That picture pose on the steps of Parliament Buildings yesterday told the story of the day.
There is a new spring in the Sinn Fein step.
Within this smiling frame, Gerry Adams and Michelle O’Neill stood at the front.
Moments earlier, the party’s northern leader had said a few words – making the point that this was not Groundhog Day, nor would it be business as usual.
Ms O’Neill was adding to earlier comments by Gerry Adams, in which he put a focus on the British Government.
“If the recent statements by both James Brokenshire and Theresa May are to be taken at face value it would seem that the British Government is determined to repeat the mistakes of the past,” Adams said.
This negotiation is not just about Sinn Fein and the DUP, not just about trying to repair all that is broken within that political partnership.
Brokenshire met the parties throughout yesterday. There is talk of a two-baskets approach.
Within one, issues such as a programme for government, budget and nominations to the Executive – the other, holding the unfinished business that has been re-cycled, re-worded and re-worked through numerous previous negotiations, including the weighty subject of a legacy process.
Can you have an agreement on the past without loyalists? Are they involved in these talks? No is the answer to those questions.
On Monday, there was also much talk about Arlene Foster, after an election in which the number of DUP seats fell by ten and unionists lost their overall majority within the Assembly.
Across the 18 constituencies, when the counting was done, a little over a thousand votes separated the DUP and Sinn Fein.
Mrs Foster pointed to her party’s tally of 225,413 votes and dismissed talk of a revolt within the DUP.

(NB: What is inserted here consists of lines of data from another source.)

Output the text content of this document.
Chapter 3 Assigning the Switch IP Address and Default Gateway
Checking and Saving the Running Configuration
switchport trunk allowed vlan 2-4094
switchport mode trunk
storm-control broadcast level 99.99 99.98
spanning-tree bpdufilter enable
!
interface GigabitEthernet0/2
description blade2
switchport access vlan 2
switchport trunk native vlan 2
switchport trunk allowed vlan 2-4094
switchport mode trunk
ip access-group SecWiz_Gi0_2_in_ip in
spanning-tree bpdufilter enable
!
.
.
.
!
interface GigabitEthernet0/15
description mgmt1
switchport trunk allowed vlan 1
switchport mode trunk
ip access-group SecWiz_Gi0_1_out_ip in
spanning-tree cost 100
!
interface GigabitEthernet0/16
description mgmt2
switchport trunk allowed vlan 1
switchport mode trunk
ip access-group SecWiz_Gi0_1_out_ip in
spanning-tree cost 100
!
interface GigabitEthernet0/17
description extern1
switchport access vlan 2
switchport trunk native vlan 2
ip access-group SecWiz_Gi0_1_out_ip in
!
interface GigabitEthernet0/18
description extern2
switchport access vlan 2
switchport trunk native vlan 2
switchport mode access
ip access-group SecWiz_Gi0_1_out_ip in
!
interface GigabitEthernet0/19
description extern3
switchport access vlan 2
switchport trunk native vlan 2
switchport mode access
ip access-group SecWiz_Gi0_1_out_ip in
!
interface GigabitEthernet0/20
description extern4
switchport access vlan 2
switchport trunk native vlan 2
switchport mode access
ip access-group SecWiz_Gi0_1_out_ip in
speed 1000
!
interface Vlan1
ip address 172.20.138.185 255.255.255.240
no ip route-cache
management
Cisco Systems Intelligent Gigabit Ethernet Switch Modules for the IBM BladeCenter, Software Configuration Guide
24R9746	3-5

There is the other issue of Sinn Fein’s refusal to serve in an Executive with the DUP leader until the report of the public inquiry into the RHI debacle has been delivered.
This issue does not have to be addressed immediately. If an agreed implementation plan on past agreements cannot be achieved, then there won’t be a government or First and Deputy First Minister.
The issue of Arlene Foster within the Executive becomes irrelevant.
Brokenshire also met the SDLP, Ulster Unionist Party and Alliance yesterday.
Will those parties be prepared to re-enter the Executive if an agreement is reached?
It is too early for an answer to that question.
These talks are at a preliminary stage. Monday was a day for people to get things off their chests.
Irish Foreign Minister Charlie Flanagan will join the discussions on Wednesday.
Can all that needs to be done be achieved in a three-week time frame?
Such is the scale of the task, that seems unrealistic – unlikely.
Do the British and Irish Governments understand this crisis and the work that needs to be done?
My colleague Eamonn Mallie has described their approach as “casual”. That needs to change.
A DUP insider told me he believes it will take months. A republican used the term “elastic” to describe the deadlines of this place.
There is agreement on something. That devolution is the preferred option over direct rule.
Then there is the challenge of Brexit.
So, this time, this process needs an agreement that won’t lead to another false start and yet another crisis.
It needs proper time to get this right.
As he headed towards talks with Brokenshire yesterday, one of the talks participants quipped: “We’ve seen this deja vu before.”
What will we see at the end of these talks?